In the second week of February, we saw many butterflies pouring down, but we also saw many wasps. One day there were more wasps than butterflies. However, over the last few days, the temperature dropped again and the butterflies stayed up in their colony and the wasps stayed away too. Even so, we continued walking to La Cañada to see if something new happened.
One day last week we were sitting talking about other species of butterflies and birds, when Ellen blurted, “Look!” A very large bird that neither of us had seen before had landed in the tree across from us. It was cinnamon-colored and about 50 cm (20”) long, and half of its length was its tail. Unfortunately, we only had our cell phones, so we couldn’t take a good photo, but from checking our bird guide later, we think it was a Squirrel Cuckoo.

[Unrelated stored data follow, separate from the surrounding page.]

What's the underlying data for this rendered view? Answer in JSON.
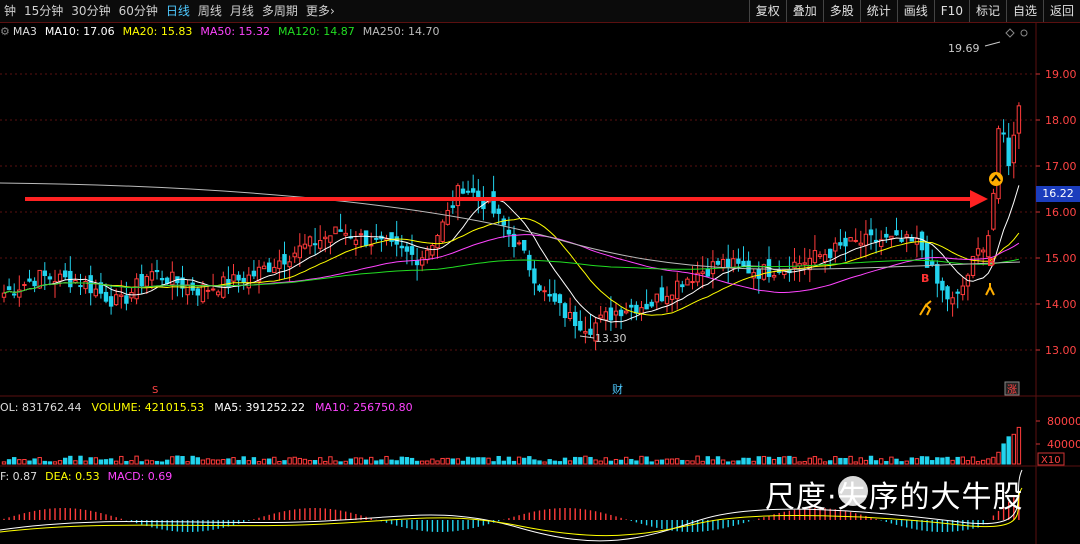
{
  "toolbar": {
    "periods": [
      {
        "label": "钟",
        "active": false
      },
      {
        "label": "15分钟",
        "active": false
      },
      {
        "label": "30分钟",
        "active": false
      },
      {
        "label": "60分钟",
        "active": false
      },
      {
        "label": "日线",
        "active": true
      },
      {
        "label": "周线",
        "active": false
      },
      {
        "label": "月线",
        "active": false
      },
      {
        "label": "多周期",
        "active": false
      },
      {
        "label": "更多",
        "active": false
      }
    ],
    "more_arrow": "›",
    "buttons": [
      "复权",
      "叠加",
      "多股",
      "统计",
      "画线",
      "F10",
      "标记",
      "自选",
      "返回"
    ]
  },
  "ma_legend": {
    "icon": "gear-icon",
    "name": "MA3",
    "items": [
      {
        "label": "MA10: 17.06",
        "color": "#ffffff"
      },
      {
        "label": "MA20: 15.83",
        "color": "#ffff00"
      },
      {
        "label": "MA50: 15.32",
        "color": "#ff44ff"
      },
      {
        "label": "MA120: 14.87",
        "color": "#22dd22"
      },
      {
        "label": "MA250: 14.70",
        "color": "#bbbbbb"
      }
    ]
  },
  "price_axis": {
    "ticks": [
      "19.00",
      "18.00",
      "17.00",
      "16.00",
      "15.00",
      "14.00",
      "13.00"
    ],
    "current_price": "16.22"
  },
  "annotations": {
    "high_label": "19.69",
    "low_label": "13.30",
    "marker_s": "S",
    "marker_cai": "财",
    "marker_zhang": "涨",
    "marker_b": "B"
  },
  "volume_legend": {
    "items": [
      {
        "label": "OL: 831762.44",
        "color": "#dddddd"
      },
      {
        "label": "VOLUME: 421015.53",
        "color": "#ffff00"
      },
      {
        "label": "MA5: 391252.22",
        "color": "#ffffff"
      },
      {
        "label": "MA10: 256750.80",
        "color": "#ff44ff"
      }
    ],
    "axis": [
      "80000",
      "40000"
    ],
    "unit": "X10"
  },
  "macd_legend": {
    "items": [
      {
        "label": "F: 0.87",
        "color": "#dddddd"
      },
      {
        "label": "DEA: 0.53",
        "color": "#ffff00"
      },
      {
        "label": "MACD: 0.69",
        "color": "#ff44ff"
      }
    ]
  },
  "watermark": {
    "text": "尺度·失序的大牛股"
  },
  "colors": {
    "up": "#ff3b3b",
    "down": "#22d3ee",
    "arrow": "#ff2222",
    "grid": "#5a1010"
  }
}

In the last two days, the temperature rose and we were again able to see the butterflies fluttering down through La Cañada. I can say that I miss giving tours this season, but I feel blessed to be able to go for a walk in the forest during this difficult time and enjoy not only the beauty of the butterflies, but also the forest, its birds and the company of my family. Another plus is that we have time to learn new things, like how to edit videos.